4.1 Salary Deferrals. Section 4.1 of the Plan shall be deleted in its entirety and of no further force or effect.

4.2 Bonus Deferrals. Section 4.2 of the Plan shall be deleted in its entirety and of no further force or effect.

4.3 Director Fees Deferrals. The following provision replaces Section 4.3 of the Plan:
Effective for Directors Fees payable in the form of shares of common stock of the Company that are earned on or after January 1, 2024 (the “Equity Director Fees”), an Eligible Director may elect to defer receipt of up to one hundred percent (100%) of any Equity Director Fees that he or she anticipates receiving. Such election shall be made by filing a Deferral Agreement with the Company in the manner and by the time specified by the Administrator; provided, however, that such Deferral Agreement must be filed with the Company prior to the first day of the first calendar year for which it is to be effective and shall become irrevocable with respect to a calendar year on the last day of the calendar year immediately preceding such calendar year (or such earlier date as the Administrator may prescribe). Notwithstanding the foregoing, (i) an Eligible Director who was eligible to participate in the Plan as of the date this Canada Addendum became effective may elect to defer Equity Director Fees that have not yet been earned in calendar year 2024 and for which the service period has not yet commenced (as of the date his or her Deferral Agreement is filed with the Company) prior to the date the service period corresponding to the Director Fees commences, and (ii) an Eligible Director who first becomes eligible to participate in the Plan during a calendar year may elect to defer Equity Director Fees that have not yet been earned in that calendar year and for which the service period has not yet commenced (as of the date his or her Deferral Agreement is filed with the Company) within thirty (30) days after becoming eligible to participate in the Plan. For the avoidance of doubt, an Eligible Director may not elect to defer any Director Fees that are payable in cash.

8.1 Timing of Distribution.

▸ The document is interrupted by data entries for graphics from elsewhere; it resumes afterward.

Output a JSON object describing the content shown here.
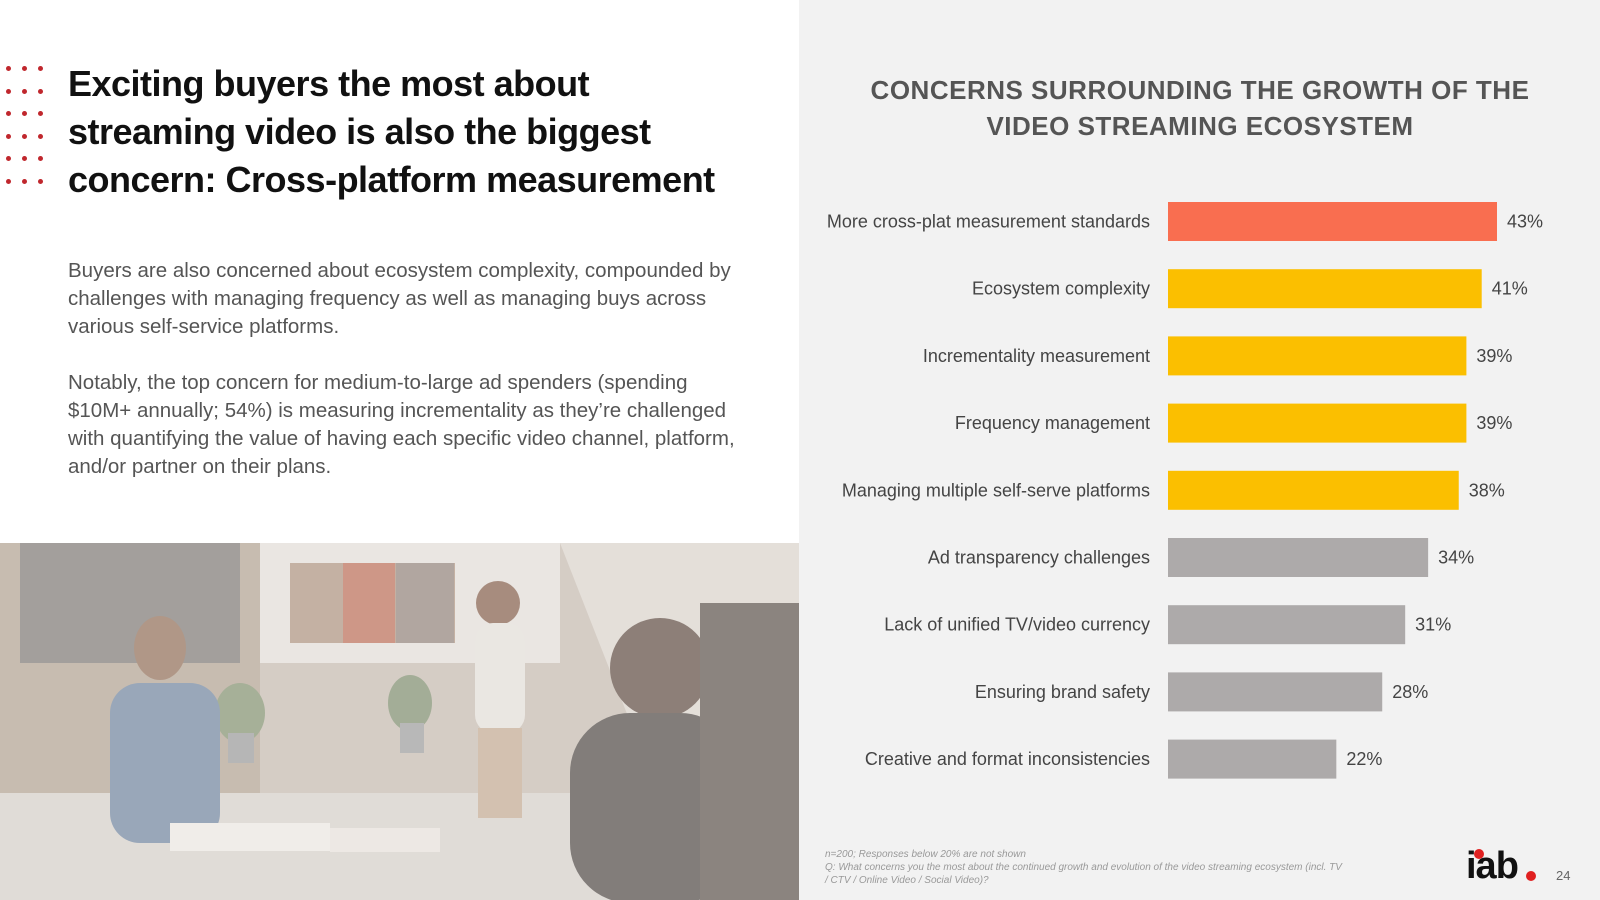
{
  "slide": {
    "title": "Exciting buyers the most about streaming video is also the biggest concern: Cross-platform measurement",
    "paragraphs": [
      "Buyers are also concerned about ecosystem complexity, compounded by challenges with managing frequency as well as managing buys across various self-service platforms.",
      "Notably, the top concern for medium-to-large ad spenders (spending $10M+ annually; 54%) is measuring incrementality as they’re challenged with quantifying the value of having each specific video channel, platform, and/or partner on their plans."
    ],
    "footnote_line1": "n=200; Responses below 20% are not shown",
    "footnote_line2": "Q: What concerns you the most about the continued growth and evolution of the video streaming ecosystem (incl. TV / CTV / Online Video / Social Video)?",
    "logo_text": "iab",
    "page_number": "24",
    "accent_color": "#c0272d"
  },
  "chart_data": {
    "type": "bar",
    "orientation": "horizontal",
    "title": "CONCERNS SURROUNDING THE GROWTH OF THE VIDEO STREAMING ECOSYSTEM",
    "categories": [
      "More cross-plat measurement standards",
      "Ecosystem complexity",
      "Incrementality measurement",
      "Frequency management",
      "Managing multiple self-serve platforms",
      "Ad transparency challenges",
      "Lack of unified TV/video currency",
      "Ensuring brand safety",
      "Creative and format inconsistencies"
    ],
    "values": [
      43,
      41,
      39,
      39,
      38,
      34,
      31,
      28,
      22
    ],
    "value_labels": [
      "43%",
      "41%",
      "39%",
      "39%",
      "38%",
      "34%",
      "31%",
      "28%",
      "22%"
    ],
    "colors": [
      "#f96e50",
      "#fbbf00",
      "#fbbf00",
      "#fbbf00",
      "#fbbf00",
      "#adaaaa",
      "#adaaaa",
      "#adaaaa",
      "#adaaaa"
    ],
    "unit": "%",
    "xlim": [
      0,
      43
    ]
  }
}
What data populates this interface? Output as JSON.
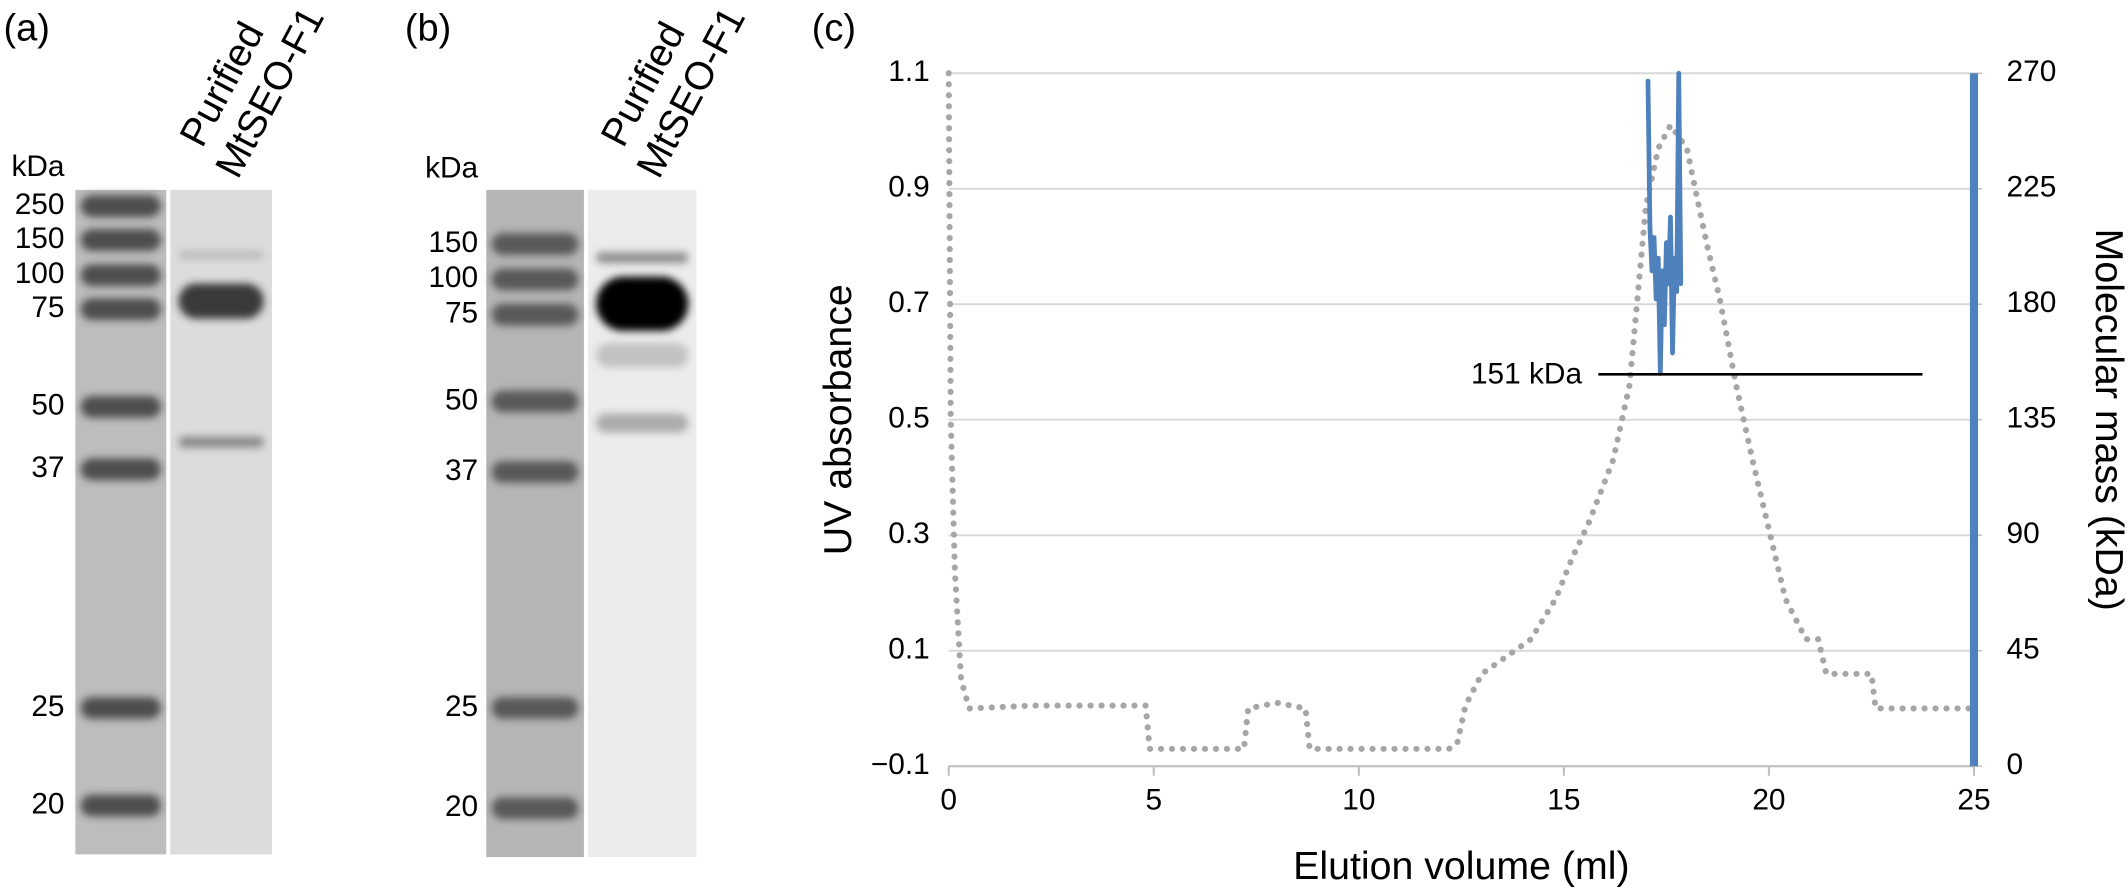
{
  "gels": [
    {
      "panel_label": "(a)",
      "lane_title": [
        "Purified",
        "MtSEO-F1"
      ],
      "unit": "kDa",
      "markers": [
        "250",
        "150",
        "100",
        "75",
        "50",
        "37",
        "25",
        "20"
      ]
    },
    {
      "panel_label": "(b)",
      "lane_title": [
        "Purified",
        "MtSEO-F1"
      ],
      "unit": "kDa",
      "markers": [
        "150",
        "100",
        "75",
        "50",
        "37",
        "25",
        "20"
      ]
    }
  ],
  "chart_data": {
    "type": "line",
    "panel_label": "(c)",
    "xlabel": "Elution volume (ml)",
    "ylabel": "UV absorbance",
    "y2label": "Molecular mass (kDa)",
    "annotation": "151 kDa",
    "xlim": [
      0,
      25
    ],
    "xticks": [
      0,
      5,
      10,
      15,
      20,
      25
    ],
    "ylim": [
      -0.1,
      1.1
    ],
    "yticks": [
      {
        "value": -0.1,
        "label": "−0.1"
      },
      0.1,
      0.3,
      0.5,
      0.7,
      0.9,
      1.1
    ],
    "y2lim": [
      0,
      270
    ],
    "y2ticks": [
      0,
      45,
      90,
      135,
      180,
      225,
      270
    ],
    "grid": true,
    "series": [
      {
        "color": "#a6a6a6",
        "style": "dotted",
        "x": [
          0,
          0.05,
          0.15,
          0.3,
          0.5,
          2,
          4.8,
          4.9,
          7.2,
          7.3,
          8,
          8.7,
          8.8,
          12.2,
          12.4,
          12.6,
          13,
          14.2,
          14.8,
          15.2,
          15.6,
          16.2,
          16.6,
          17,
          17.3,
          17.6,
          18,
          18.2,
          18.5,
          18.8,
          19.2,
          19.6,
          20,
          20.4,
          20.9,
          21.2,
          21.4,
          22.5,
          22.6,
          25
        ],
        "values": [
          1.1,
          0.5,
          0.24,
          0.05,
          0,
          0.005,
          0.005,
          -0.07,
          -0.07,
          0,
          0.01,
          0,
          -0.07,
          -0.07,
          -0.06,
          0.005,
          0.06,
          0.12,
          0.19,
          0.26,
          0.32,
          0.43,
          0.56,
          0.87,
          0.97,
          1.01,
          0.97,
          0.9,
          0.8,
          0.71,
          0.56,
          0.43,
          0.31,
          0.19,
          0.12,
          0.12,
          0.06,
          0.06,
          0,
          0
        ]
      },
      {
        "color": "#4f81bd",
        "style": "solid",
        "axis": "y2",
        "x": [
          17.05,
          17.1,
          17.15,
          17.2,
          17.25,
          17.3,
          17.35,
          17.4,
          17.45,
          17.5,
          17.55,
          17.6,
          17.65,
          17.7,
          17.75,
          17.8,
          17.85
        ],
        "values": [
          267,
          209,
          193,
          206,
          182,
          198,
          153,
          193,
          172,
          204,
          188,
          214,
          161,
          198,
          185,
          270,
          188
        ]
      }
    ]
  }
}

The following provision replaces Section 8.1 of the Plan:



With respect to deferrals made by Director-Participants, and except as provided otherwise in this Article VIII, a Participant’s Account shall commence to be distributed to the Participant within ninety (90) days after the Participant’s Termination and shall be distributed to the Participant no later than the end of the first calendar year commencing after the Participant’s Termination.

8.2 Form of Distribution. Section 8.2 of the Plan shall be deleted in its entirety and of no further force or effect.

8.3 Unforeseeable Emergency. Section 8.3 of the Plan shall be deleted in its entirety and of no further force or effect.

8.6 Distribution of Small Account Balances. Section 8.6 of the Plan shall be deleted in its entirety and of no further force or effect.

8.8 Delay Due to Non-Deductibility under Section 162(m). Section 8.8 of the Plan shall be deleted in its entirety and of no further force or effect.

8.9 Distribution in Event of Taxation. Section 8.9 of the Plan shall be deleted in its entirety and of no further force or effect.